Wells Fargo is introducing new, digitized banking stores to give customers an “omni-channel experience” — the ability to move seamlessly within and between channels when they visit.
This new “neighborhood bank” format demonstrates how technology enables the company to better serve customers, and connect them to all Wells Fargo has to offer, from mobile to stores to call centers and ATMs.
The newest neighborhood bank, the 14th of its kind, opened Sept. 28 at Transbay Gateway, 333 Market St., in the heart of San Francisco’s financial district. It’s a full-service location, but fits into about 2,000 square feet, much smaller than a traditional store.

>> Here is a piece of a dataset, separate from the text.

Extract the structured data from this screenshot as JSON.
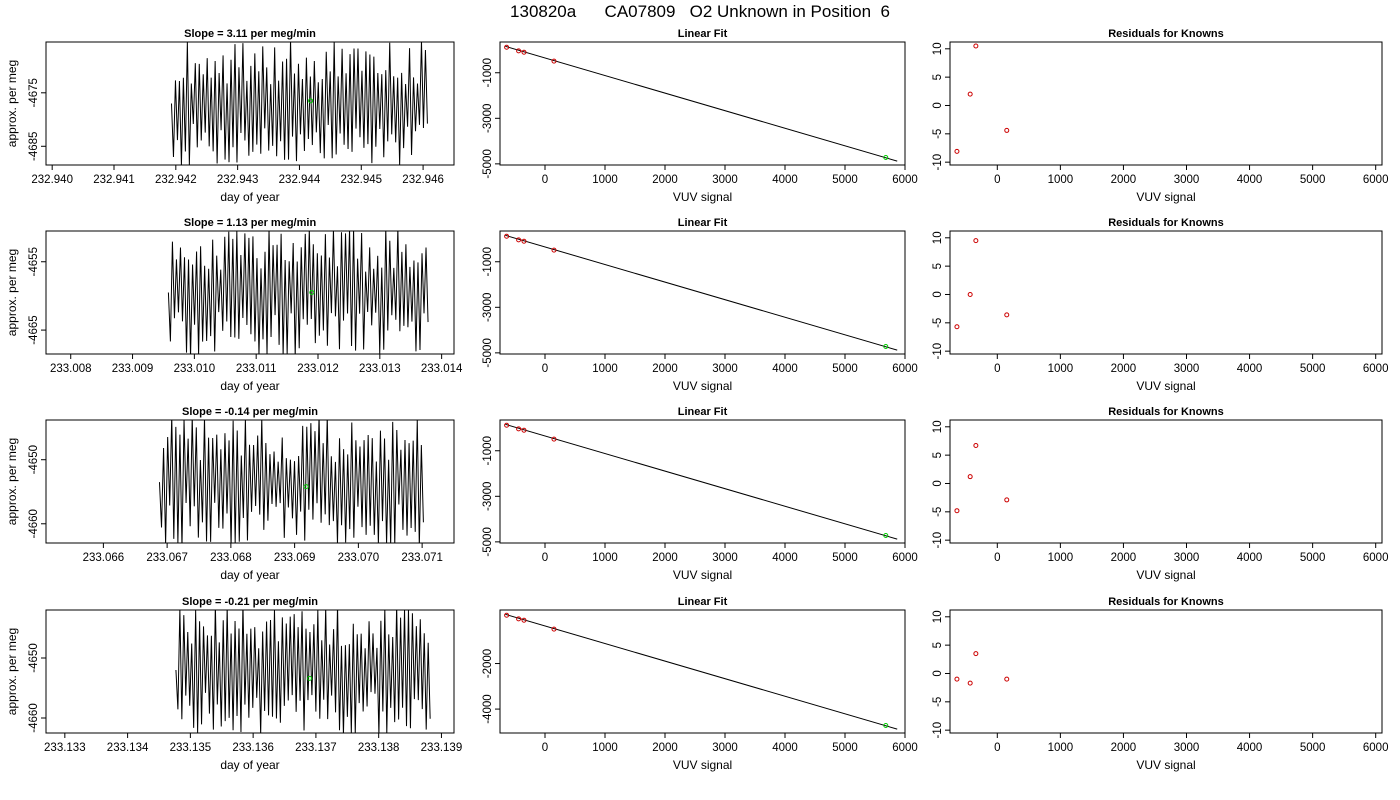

“We do that through some innovative workflow,” says Jonathan Velline, head of ATM Banking and Store Strategy. “We designed the experience around these assisted-service ATMs that are built into the counter and provide full service for our customers. They dispense $1s, $5s, and $100s in addition to the traditional $20s. Customers can also make deposits, transfers, payments — everything they can do with a traditional teller. If a customer needs assistance, a team member helps the customer at that machine using a wireless tablet.”
This assisted-service option allows Wells Fargo to deliver the best digital experience without compromising on personal service, Jonathan says.
The new workflow is also paperless, which eliminates the need for storage space. Meeting areas for customers and team members are cozier, and located a few steps from where transactions take place.
Traditional stores use about 40 percent of space for back offices versus about 10 percent for neighborhood bank locations. The size of a traditional store is about 4,000 square feet, vs. 1,000 to 2,000 square feet for neighborhood bank locations.
The store model, which complements our Traditional and In Store formats, has been opened in several locations, including New York City and Washington, D.C.
A majority of Wells Fargo customers interact with three or more channels during a six-month period, says Brett Pitts, head of Digital for Virtual Channels.
The new digital strategy isn’t supplanting stores, but rather complementing them.
“Innovation is a key part of what we do,” Brett says. “There are all kinds of technologies that we can experiment with, but it’s really important that we stay focused on our customers, on what’s of value to them, on what enables them to be financially successful, and on how we best serve them. It’s a key component of what we do, both from a technology perspective and a business perspective.”